When not amassing tens of thousands of twitter followers with anti-Trump memes that stop short of conspiracies (because he uses the word “may”), Seth Abrahamson teaches at the University of New Hampshire.
“Back in the classroom, the three students in Abramson’s upper-level course, ‘Digital Age Culture & Theory,’ stare at the 10-foot-long whiteboard, which the professor has filled end-to-end with a dizzying tide of words and arrows,” Steve Kolowich reports in The Chronicle of Higher Education. “Lines bloom out from ‘modernism’ (‘enthusiasm,’ ‘wealthy white male self-realization,’ ‘belief in the transformative power of technology’) and eventually reconverge on ‘postmodernism’ (‘deconstruction,’ ‘dialectics,’ ‘end of history,’ ‘despair,’ ‘crisis,’ ‘info saturation’) before blooming out again toward a constellation of terms related to metamodernism (‘performatism,’ ‘new sincerity’). “
“Beyond that, more words: ‘metaxis vs. balance,’ ‘utopia (no place),’ ‘both/neither vs. both/and,’ ‘oscillation vs. juxtaposition/superimposition.’ Nearby sits a blot where he has written the numbers 1 through 6 on top of one another.”
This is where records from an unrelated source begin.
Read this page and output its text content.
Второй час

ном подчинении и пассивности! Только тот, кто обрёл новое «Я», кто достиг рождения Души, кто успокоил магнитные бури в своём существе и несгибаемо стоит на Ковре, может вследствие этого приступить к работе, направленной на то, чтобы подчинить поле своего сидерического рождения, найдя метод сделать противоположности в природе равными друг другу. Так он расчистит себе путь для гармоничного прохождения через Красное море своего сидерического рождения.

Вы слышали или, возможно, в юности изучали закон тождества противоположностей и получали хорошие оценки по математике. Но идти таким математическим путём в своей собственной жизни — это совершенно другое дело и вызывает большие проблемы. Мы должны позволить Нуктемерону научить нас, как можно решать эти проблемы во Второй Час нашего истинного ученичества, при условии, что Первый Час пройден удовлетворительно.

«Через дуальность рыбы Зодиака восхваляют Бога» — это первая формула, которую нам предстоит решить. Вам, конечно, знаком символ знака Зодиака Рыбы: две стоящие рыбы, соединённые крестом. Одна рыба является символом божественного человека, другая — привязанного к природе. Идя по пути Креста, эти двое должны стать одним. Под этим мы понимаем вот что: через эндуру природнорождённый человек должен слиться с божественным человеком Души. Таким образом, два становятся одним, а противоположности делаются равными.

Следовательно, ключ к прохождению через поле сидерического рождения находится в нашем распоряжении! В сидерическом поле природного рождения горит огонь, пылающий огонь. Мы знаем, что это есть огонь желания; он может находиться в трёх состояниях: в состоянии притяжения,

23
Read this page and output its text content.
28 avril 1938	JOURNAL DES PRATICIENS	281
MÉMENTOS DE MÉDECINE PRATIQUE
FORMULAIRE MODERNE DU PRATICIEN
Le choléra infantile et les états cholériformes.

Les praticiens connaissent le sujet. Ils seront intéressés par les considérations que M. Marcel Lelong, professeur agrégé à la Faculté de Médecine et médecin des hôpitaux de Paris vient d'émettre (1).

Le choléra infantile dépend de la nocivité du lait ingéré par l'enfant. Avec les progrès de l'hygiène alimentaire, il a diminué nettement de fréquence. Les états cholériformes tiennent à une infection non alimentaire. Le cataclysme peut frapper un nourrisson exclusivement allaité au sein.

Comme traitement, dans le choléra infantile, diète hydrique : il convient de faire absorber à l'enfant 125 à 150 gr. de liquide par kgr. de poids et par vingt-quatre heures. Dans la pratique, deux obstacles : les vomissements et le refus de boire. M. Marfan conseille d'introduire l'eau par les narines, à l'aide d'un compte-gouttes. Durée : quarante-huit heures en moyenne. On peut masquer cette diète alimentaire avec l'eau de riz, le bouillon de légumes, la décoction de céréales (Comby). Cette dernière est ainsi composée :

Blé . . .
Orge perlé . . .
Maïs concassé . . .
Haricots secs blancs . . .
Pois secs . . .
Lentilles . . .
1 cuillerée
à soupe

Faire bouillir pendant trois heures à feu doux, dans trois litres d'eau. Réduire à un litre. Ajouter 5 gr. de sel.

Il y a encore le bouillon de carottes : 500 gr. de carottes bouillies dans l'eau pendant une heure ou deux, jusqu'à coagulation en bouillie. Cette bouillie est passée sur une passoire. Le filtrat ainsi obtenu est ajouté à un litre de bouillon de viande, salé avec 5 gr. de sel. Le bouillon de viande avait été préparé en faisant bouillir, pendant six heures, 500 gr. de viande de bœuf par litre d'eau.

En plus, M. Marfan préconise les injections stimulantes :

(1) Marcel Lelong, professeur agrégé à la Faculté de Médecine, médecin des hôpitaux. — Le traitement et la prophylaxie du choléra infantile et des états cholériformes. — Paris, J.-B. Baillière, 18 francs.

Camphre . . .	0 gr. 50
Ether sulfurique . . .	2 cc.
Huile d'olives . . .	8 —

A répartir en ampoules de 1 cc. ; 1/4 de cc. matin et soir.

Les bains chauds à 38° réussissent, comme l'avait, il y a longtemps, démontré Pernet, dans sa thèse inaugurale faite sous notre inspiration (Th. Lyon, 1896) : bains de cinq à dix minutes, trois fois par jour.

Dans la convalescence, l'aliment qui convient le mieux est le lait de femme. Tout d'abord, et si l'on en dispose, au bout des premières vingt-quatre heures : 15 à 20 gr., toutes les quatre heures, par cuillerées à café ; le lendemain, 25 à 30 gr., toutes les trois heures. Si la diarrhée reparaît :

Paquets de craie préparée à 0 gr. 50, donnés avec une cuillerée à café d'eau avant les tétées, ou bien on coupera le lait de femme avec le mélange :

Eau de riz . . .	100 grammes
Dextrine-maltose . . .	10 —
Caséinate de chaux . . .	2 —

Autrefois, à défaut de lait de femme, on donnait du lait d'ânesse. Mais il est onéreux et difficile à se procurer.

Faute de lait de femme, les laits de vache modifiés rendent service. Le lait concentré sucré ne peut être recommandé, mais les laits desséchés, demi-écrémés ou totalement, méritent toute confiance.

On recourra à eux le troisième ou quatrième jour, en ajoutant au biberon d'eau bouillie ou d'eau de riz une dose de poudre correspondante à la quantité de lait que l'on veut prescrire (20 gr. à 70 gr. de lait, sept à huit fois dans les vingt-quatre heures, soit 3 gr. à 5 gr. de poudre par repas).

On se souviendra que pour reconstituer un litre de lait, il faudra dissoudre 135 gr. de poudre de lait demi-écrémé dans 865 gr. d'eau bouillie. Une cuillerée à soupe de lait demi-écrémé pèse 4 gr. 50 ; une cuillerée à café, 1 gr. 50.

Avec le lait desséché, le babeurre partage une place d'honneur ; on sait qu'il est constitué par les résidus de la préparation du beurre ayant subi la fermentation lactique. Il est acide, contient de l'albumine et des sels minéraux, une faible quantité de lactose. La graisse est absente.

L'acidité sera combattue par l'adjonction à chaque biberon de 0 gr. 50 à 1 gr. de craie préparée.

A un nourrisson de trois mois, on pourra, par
“A pair of three-dimensional graphs, labeled ‘blackMuslimwoman’ and ‘whiteJewishmale,’are circumscribed by a lasso-like border and surrounded by numbered phrases: (1) Points of connection, (2) Know that you don’t know, (3) Live as if you can inhabit both maps simultaneously, (4) Remixing, curation, appropriation, (5) Create a new (fictional/imaginative) proxy that all can empathize with.”
“His students betray no skepticism as they dutifully copy the diagram into their notebooks.”